Dutch, German associations criticise pan-European pension proposal
The Dutch Pensions Federation has criticised a proposal by the European Insurance and Occupational Pensions Authority (EIOPA) for a pan-European personal pensions product (PEPP).
Responding to EIOPA’s consultation on the introduction of a standard, cross-border, third-pillar product, the industry organisation argued that demand for such plans would come only from the “happy few”, and fail to encourage workers to save more for pensions.
Germany’s pension fund association (aba) was also critical of EIOPA’s proposal, describing it as “unconvincing” and arguing that many questions “remained unanswered”.
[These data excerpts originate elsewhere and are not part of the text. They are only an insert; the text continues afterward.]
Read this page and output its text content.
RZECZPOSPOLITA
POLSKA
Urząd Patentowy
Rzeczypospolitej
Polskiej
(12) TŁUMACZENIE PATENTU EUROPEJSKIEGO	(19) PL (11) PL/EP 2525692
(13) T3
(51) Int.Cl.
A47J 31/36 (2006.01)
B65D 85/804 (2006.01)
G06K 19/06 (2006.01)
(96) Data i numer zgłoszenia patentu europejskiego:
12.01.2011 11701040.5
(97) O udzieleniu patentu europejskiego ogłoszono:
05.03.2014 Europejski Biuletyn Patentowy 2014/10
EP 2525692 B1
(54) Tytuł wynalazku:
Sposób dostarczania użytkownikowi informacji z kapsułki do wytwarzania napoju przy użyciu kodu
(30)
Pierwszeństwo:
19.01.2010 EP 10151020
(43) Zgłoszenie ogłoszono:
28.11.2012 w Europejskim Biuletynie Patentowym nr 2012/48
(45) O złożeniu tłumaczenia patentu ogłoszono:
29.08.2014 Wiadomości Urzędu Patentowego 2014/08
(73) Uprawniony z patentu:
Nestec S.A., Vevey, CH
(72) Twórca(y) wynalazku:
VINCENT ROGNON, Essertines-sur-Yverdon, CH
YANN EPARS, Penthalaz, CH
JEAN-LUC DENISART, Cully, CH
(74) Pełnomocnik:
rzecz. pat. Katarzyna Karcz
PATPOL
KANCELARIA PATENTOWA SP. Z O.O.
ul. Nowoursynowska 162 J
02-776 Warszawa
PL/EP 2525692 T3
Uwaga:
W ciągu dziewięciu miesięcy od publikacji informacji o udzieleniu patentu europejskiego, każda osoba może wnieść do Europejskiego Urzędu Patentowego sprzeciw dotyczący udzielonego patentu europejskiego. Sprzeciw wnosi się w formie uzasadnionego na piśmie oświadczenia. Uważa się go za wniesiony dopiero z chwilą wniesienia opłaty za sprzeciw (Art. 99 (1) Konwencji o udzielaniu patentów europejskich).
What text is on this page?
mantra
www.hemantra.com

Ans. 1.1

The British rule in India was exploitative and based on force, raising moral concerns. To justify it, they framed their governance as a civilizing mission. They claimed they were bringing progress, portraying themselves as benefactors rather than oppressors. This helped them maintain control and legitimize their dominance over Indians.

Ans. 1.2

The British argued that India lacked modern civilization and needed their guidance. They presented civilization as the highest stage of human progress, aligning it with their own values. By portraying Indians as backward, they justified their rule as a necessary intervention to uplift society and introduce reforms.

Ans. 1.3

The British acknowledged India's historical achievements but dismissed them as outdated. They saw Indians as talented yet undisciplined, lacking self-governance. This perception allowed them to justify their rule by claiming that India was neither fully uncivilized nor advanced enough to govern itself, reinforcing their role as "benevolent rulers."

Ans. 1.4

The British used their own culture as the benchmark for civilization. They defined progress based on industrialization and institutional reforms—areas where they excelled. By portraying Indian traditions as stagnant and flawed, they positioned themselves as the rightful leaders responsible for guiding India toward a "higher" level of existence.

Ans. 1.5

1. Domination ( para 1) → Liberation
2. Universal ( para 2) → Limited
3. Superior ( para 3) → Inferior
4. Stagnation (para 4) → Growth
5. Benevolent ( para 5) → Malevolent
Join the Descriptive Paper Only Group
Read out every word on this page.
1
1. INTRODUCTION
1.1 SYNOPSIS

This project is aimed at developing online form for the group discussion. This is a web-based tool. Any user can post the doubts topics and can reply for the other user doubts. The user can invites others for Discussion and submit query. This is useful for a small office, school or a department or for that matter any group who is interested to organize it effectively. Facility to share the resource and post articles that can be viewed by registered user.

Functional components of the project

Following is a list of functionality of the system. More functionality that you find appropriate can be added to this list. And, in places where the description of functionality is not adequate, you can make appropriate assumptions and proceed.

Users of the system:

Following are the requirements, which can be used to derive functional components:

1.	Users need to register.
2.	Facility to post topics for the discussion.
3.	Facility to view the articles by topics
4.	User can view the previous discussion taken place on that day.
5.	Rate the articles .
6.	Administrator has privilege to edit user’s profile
EIOPA, at the European Commission’s request, is exploring the possibility of a standard third-pillar scheme.
PGGM, asset manager for Dutch healthcare pension fund PFZW, and Robeco recently threw their support behind the concept of a standard cross-border plan.
According to the Dutch Pensions Federation, however, EIOPA’s plan would create an “uneven playing field” between EU-regulated providers and IORPs providing occupational pension schemes.
It said the European Commission should focus instead on second-pillar pensions, which encourage “solidarity, risk-sharing and the participation of all participants in governance”.
This, it said, has “clear advantages” over purely commercial products, which “place risk and the drive for accrual with the consumer”.
The aba agreed, arguing that “we need more funded pensions in Europe but with the focus on occupational pensions”, as this pillar offered “good value for money”.
It said existing systems should be “further developed and enhanced” before new systems were set up.
The Dutch Pensions Federation expressed concerns that cross-border product providers would be unable to offer sufficient service locally.
“It would be difficult for a Danish provider of a PEPP to advise a participant in Italy correctly about how to deal with his pension rights during a divorce, unless the provider has a local subsidiary,” it said
It said EIOPA put too much emphasis on pension products’ accrual phase, when the payment phase was “crucial for the quality of the product”.
The aba, meanwhile, highlighted the challenge of pinning down the term ‘pensions’, on which “an EU consensus has not yet been reached”.
This will cause taxation problems, as “equal tax treatment for different quality requirements may not appear justifiable by all member states”.
It added that an equal tax treatment for products of the same quality “already exists in Germany”.